GeneMamba: An Efficient and Effective Foundation Model on Single Cell Data

arXiv cs.CL / 3/25/2026

💬 OpinionIdeas & Deep AnalysisModels & Research

Key Points

  • GeneMamba is presented as a scalable foundation model for single-cell RNA sequencing that addresses scRNA-seq challenges like high dimensionality, sparsity, and batch effects.
  • The approach replaces transformer-style quadratic complexity with a state-space model (Bi-Mamba) to capture bidirectional gene context in linear time.
  • GeneMamba is pretrained on nearly 30 million cells and uses biologically informed training objectives, including pathway-aware contrastive loss and rank-based gene encoding.
  • Evaluations across multi-batch integration, cell type annotation, and gene-gene correlation show strong performance, along with interpretability and robustness compared with transformer baselines.
  • The authors position GeneMamba as a practical alternative to transformer-based methods for large-scale, biologically grounded single-cell analysis.

Abstract

Single-cell RNA sequencing (scRNA-seq) enables high-resolution analysis of cellular heterogeneity, but its complexity, which is marked by high dimensionality, sparsity, and batch effects, which poses major computational challenges. Transformer-based models have made significant advances in this domain but are often limited by their quadratic complexity and suboptimal handling of long-range dependencies.
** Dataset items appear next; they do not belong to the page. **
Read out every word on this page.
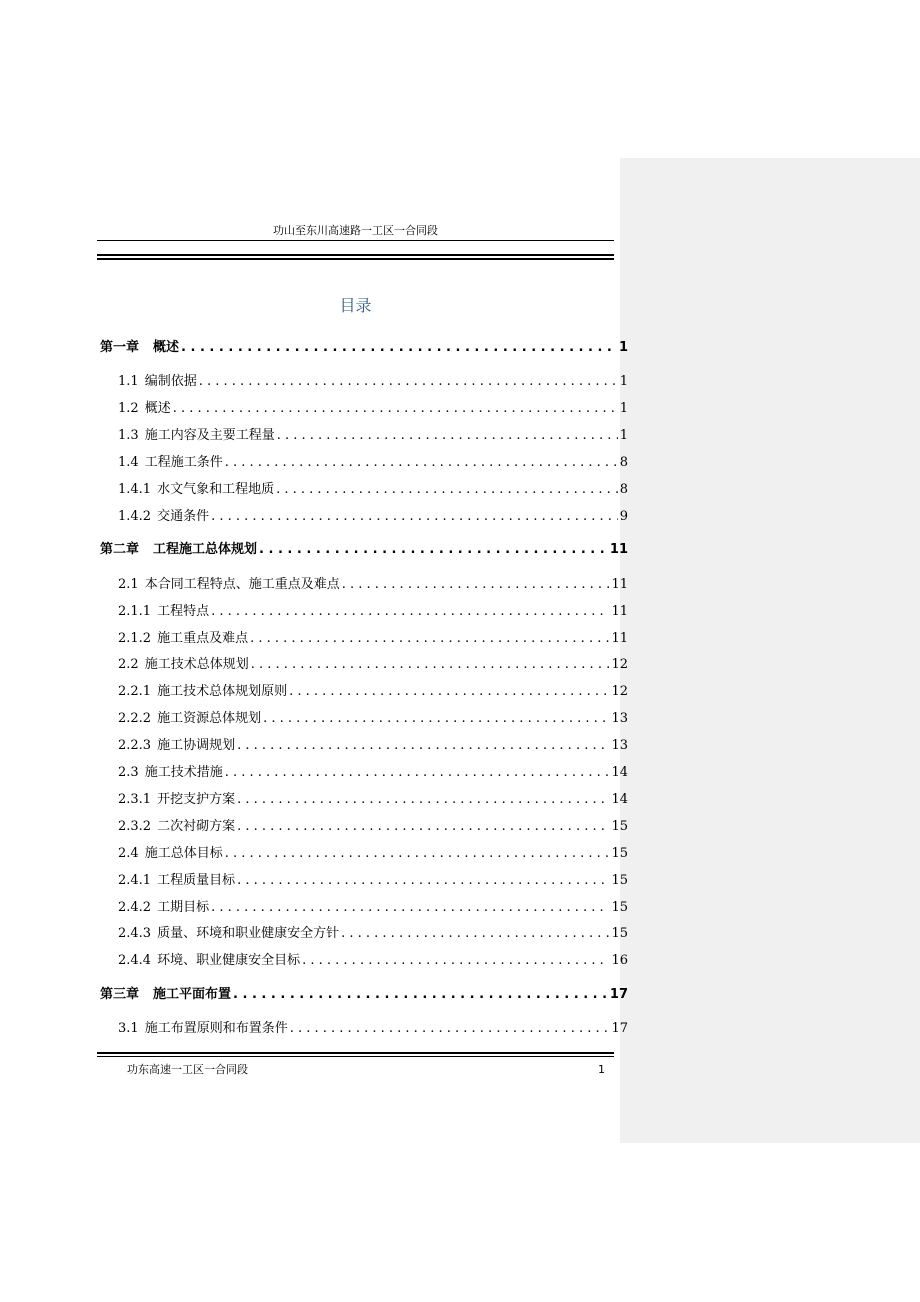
功山至东川高速路一工区一合同段
目录
第一章 概述 . . .	1
1.1 编制依据 . . .	1
1.2 概述 . . .	1
1.3 施工内容及主要工程量 . . .	1
1.4 工程施工条件 . . .	8
1.4.1 水文气象和工程地质 . . .	8
1.4.2 交通条件 . . .	9
第二章 工程施工总体规划 . . .	11
2.1 本合同工程特点、施工重点及难点 . . .	11
2.1.1 工程特点 . . .	11
2.1.2 施工重点及难点 . . .	11
2.2 施工技术总体规划 . . .	12
2.2.1 施工技术总体规划原则 . . .	12
2.2.2 施工资源总体规划 . . .	13
2.2.3 施工协调规划 . . .	13
2.3 施工技术措施 . . .	14
2.3.1 开挖支护方案 . . .	14
2.3.2 二次衬砌方案 . . .	15
2.4 施工总体目标 . . .	15
2.4.1 工程质量目标 . . .	15
2.4.2 工期目标 . . .	15
2.4.3 质量、环境和职业健康安全方针 . . .	15
2.4.4 环境、职业健康安全目标 . . .	16
第三章 施工平面布置 . . .	17
3.1 施工布置原则和布置条件 . . .	17
功东高速一工区一合同段	1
In this work, we introduce GeneMamba, a scalable and efficient foundation model for single-cell transcriptomics built on state space modeling. Leveraging the Bi-Mamba architecture, GeneMamba captures bidirectional gene context with linear-time complexity, offering substantial computational gains over transformer baselines. The model is pretrained on nearly 30 million cells and incorporates biologically informed objectives, including pathway-aware contrastive loss and rank-based gene encoding. We evaluate GeneMamba across diverse tasks, including multi-batch integration, cell type annotation, and gene-gene correlation, demonstrating strong performance, interpretability, and robustness. These results position GeneMamba as a practical and powerful alternative to transformer-based methods, advancing the development of biologically grounded, scalable tools for large-scale single-cell data analysis.